Life As A Crap Shoot

We got a phone call from one of Steve's old friends from Cleveland last night. One of his old gang from high school became a dad two months ago to identical twins. One of the boys was diagnosed with leukemia. The poor baby is going to be tortured with eight months of chemotherapy and still only has a 25 percent shot at survival.

When we were getting ready to get married, Father Ashley had us fill out a questionnaire about our future plans and goals. It was part of the precanna process to make sure that we had similar priorities. One of the questions was where do you expect to be five years from now. Steve and I were both writing our dissertation proposals at the time, so we wrote that in five years, we expected to both have tenure track jobs somewhere.

That was twelve years ago. Now, Steve is putting in twelve hour days on Wall Street and I'm making sure the kids know how to spell "monotonous" and "sprawl" for the next day's spelling test.

When I was pregnant with Jonah, my aunt the midwife had me practice all those breathing exercises in her brown basement. I read volumes and volumes of books about natural childbirth. Nine months later, I got an emergency C-section, and my kid arrived with gouges on his head from the forceps. The C-section chapter was at the end of all those birthing books, and I hadn't read that far.

The parenting magazines and books showed pictures of lovely, smiley, golden-haired children listening attentively to their parents, who had miraculously shrunk back to their pre-pregnancy weight within weeks of giving birth. There weren't any pictures of miserable, speechless toddlers with unkempt moms.

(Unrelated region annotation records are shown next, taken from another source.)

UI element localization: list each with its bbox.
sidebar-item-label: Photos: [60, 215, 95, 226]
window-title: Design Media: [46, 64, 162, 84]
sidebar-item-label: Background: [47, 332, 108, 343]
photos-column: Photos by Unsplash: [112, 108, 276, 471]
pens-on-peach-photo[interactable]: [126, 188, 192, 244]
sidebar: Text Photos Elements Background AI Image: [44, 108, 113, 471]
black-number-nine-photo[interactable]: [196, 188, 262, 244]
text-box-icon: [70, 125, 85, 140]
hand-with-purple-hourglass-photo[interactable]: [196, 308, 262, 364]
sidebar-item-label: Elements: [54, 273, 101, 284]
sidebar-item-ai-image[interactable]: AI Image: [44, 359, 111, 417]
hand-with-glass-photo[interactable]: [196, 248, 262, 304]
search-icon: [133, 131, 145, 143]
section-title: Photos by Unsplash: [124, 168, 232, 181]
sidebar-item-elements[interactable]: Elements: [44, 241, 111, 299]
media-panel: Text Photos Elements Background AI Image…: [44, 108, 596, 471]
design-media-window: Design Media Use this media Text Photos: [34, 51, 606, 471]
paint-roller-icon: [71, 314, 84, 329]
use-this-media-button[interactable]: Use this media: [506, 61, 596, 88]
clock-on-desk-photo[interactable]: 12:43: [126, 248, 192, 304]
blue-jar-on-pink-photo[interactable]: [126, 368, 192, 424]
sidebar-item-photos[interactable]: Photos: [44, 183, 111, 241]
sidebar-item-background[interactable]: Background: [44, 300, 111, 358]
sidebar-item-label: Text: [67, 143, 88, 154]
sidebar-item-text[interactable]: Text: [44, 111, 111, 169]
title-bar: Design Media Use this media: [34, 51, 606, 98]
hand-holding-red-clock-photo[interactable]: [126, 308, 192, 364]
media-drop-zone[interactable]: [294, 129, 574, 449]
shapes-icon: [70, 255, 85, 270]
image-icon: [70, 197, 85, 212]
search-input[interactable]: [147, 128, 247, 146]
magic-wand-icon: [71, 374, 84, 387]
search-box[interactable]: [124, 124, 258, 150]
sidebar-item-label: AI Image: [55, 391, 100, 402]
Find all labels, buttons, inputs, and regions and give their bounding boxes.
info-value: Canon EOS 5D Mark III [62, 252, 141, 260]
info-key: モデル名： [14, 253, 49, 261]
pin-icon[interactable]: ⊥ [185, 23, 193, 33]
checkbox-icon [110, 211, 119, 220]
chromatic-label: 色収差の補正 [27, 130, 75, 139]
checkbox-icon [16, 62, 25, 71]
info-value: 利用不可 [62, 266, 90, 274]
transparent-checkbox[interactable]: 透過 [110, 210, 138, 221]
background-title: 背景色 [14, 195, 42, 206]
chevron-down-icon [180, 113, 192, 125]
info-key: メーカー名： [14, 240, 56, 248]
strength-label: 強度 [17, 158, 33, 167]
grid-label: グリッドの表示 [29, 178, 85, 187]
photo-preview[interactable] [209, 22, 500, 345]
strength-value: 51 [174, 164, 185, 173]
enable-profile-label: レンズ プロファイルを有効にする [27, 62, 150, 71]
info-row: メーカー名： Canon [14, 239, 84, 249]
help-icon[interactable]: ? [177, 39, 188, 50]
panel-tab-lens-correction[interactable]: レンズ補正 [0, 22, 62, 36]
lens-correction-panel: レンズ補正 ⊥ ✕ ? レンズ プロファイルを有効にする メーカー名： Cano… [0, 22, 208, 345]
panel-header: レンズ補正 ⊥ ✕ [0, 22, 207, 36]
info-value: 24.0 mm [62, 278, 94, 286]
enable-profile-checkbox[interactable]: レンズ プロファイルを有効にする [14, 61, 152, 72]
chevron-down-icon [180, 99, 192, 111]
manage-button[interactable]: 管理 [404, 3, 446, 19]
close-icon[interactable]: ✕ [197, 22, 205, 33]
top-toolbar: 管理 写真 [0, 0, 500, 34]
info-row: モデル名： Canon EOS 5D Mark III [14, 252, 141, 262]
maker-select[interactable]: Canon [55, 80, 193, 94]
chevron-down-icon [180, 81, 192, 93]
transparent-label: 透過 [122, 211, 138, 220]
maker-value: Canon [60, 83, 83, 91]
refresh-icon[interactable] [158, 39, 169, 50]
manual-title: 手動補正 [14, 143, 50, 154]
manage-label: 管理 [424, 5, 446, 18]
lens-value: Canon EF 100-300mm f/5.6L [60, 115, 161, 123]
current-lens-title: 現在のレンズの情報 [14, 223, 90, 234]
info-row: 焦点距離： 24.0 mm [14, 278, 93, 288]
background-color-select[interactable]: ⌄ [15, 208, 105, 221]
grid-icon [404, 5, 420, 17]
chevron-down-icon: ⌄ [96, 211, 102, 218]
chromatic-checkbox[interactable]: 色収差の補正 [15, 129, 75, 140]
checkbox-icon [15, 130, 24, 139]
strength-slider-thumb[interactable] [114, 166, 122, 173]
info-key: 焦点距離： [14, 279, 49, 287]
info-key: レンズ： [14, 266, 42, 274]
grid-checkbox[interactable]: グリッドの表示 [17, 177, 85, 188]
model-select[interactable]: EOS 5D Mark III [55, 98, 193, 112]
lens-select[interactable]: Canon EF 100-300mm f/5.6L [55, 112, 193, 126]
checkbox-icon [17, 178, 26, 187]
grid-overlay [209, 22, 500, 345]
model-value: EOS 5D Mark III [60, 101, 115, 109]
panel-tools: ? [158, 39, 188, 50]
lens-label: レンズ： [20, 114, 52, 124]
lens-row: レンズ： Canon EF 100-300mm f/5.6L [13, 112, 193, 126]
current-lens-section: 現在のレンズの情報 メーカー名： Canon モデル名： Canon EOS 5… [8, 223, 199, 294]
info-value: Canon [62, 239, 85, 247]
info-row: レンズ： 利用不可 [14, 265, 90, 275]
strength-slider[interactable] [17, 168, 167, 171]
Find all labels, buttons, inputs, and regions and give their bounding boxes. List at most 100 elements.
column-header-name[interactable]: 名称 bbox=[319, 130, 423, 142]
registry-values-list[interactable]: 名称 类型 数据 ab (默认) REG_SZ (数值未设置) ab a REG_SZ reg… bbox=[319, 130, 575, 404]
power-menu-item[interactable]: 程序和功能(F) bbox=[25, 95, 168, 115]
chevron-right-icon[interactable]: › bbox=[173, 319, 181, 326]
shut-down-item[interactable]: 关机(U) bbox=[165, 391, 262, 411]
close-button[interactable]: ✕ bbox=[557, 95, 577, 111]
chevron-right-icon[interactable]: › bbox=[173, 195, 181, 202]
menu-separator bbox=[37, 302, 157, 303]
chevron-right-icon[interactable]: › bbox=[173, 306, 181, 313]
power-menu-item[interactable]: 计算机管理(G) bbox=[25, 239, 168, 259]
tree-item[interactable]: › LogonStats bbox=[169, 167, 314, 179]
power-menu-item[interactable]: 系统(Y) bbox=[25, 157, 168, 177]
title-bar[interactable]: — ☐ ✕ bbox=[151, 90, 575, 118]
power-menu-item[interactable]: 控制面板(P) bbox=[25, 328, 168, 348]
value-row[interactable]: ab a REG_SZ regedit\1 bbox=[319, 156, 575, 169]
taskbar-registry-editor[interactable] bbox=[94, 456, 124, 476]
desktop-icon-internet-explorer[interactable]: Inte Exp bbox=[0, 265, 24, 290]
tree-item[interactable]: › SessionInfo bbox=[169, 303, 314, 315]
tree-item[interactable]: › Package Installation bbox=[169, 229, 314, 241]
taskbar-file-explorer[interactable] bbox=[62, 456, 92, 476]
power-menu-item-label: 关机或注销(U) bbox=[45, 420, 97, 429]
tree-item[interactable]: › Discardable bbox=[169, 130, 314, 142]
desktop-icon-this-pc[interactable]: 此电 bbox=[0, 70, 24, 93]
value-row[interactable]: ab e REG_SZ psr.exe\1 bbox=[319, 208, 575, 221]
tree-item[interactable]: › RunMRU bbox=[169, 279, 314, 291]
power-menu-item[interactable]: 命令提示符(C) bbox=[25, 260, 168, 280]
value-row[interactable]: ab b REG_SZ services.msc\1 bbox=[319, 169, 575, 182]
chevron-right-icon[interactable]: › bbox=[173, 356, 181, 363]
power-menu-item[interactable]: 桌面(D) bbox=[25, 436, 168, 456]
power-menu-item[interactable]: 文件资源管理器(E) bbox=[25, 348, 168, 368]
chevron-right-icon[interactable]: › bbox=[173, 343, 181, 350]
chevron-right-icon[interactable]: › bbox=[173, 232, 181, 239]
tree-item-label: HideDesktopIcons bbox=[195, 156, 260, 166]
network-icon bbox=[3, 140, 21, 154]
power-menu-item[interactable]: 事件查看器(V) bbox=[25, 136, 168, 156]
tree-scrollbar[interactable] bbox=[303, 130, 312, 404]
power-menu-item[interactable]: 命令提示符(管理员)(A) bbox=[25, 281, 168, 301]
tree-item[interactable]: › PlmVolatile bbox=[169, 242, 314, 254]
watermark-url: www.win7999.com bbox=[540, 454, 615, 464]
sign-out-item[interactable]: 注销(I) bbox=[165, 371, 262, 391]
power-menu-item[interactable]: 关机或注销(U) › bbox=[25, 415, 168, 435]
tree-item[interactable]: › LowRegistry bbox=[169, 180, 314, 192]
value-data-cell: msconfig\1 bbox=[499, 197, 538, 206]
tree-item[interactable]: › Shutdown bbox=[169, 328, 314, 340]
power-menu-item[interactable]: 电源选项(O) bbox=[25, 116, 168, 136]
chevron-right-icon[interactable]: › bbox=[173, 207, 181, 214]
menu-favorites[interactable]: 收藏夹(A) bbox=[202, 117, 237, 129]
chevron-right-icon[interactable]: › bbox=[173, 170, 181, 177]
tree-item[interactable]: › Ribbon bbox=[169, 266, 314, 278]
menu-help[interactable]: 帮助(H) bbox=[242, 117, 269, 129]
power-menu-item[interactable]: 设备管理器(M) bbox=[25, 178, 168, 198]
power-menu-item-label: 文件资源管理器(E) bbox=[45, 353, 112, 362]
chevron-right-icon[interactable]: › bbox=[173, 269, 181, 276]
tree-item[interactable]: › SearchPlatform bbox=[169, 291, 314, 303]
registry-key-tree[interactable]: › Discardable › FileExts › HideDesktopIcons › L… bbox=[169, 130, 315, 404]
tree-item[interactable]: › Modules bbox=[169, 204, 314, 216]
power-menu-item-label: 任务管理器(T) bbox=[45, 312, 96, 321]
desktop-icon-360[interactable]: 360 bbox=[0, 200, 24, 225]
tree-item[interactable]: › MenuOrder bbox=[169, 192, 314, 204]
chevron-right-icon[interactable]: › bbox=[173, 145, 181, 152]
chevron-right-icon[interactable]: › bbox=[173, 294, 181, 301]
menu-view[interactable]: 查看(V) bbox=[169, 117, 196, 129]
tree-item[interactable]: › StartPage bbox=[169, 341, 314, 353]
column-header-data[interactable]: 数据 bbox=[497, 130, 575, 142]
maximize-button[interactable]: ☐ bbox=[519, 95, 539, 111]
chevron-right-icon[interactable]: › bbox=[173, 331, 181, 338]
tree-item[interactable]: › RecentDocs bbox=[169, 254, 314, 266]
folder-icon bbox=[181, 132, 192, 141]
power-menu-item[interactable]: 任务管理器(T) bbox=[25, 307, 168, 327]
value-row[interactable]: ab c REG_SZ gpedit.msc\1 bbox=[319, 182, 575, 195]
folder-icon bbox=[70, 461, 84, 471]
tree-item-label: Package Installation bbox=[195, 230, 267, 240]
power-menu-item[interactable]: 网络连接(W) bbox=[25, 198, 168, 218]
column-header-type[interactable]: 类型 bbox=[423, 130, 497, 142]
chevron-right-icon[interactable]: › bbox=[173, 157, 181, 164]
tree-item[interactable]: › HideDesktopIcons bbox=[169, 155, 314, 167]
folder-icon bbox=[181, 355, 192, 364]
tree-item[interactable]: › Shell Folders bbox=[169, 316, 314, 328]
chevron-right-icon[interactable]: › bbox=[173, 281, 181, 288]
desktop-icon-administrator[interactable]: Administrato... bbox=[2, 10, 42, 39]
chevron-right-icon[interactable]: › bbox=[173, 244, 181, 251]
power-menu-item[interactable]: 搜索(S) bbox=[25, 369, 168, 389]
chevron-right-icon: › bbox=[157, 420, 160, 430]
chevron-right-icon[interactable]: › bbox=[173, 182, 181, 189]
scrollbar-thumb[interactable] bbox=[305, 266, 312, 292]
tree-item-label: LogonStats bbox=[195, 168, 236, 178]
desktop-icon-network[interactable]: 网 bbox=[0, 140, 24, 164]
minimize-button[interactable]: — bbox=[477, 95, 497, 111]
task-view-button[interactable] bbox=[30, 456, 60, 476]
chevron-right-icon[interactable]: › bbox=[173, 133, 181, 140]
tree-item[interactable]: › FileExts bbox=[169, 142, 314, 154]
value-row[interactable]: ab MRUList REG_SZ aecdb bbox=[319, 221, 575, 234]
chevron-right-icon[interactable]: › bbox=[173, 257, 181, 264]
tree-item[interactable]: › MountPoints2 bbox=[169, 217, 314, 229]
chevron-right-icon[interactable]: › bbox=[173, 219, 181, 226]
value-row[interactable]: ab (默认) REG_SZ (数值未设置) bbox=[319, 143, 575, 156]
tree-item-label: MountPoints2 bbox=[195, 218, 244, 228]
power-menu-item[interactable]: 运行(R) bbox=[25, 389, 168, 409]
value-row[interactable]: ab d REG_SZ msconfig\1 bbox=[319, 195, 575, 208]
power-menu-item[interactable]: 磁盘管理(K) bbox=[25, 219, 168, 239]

One of the lessons that we've had to learn since we've had kids is to give up control. We don't know what will happen when all that DNA is mixed together. I have smart friends, but their kids struggle in school. I have friends that hoped for girls and got four boys in a row. I have friends that were shocked by their infertility. Our own lives have also taken many surprising twists since we filled out that questionnaire for Father Ashley. Ah, what babies we were at that time.

It's hard for us for us to let go of events and let them unfold on their own, especially when we've been so successful and so sheltered by protective families. I think it would be better for us if we had been prepared for randomness and the messiness of life. At too old of an age, I had to learn how to appreciate the unplanned, to brace myself for tragedy, and to treasure imperfection.

My heart is in Cleveland this morning.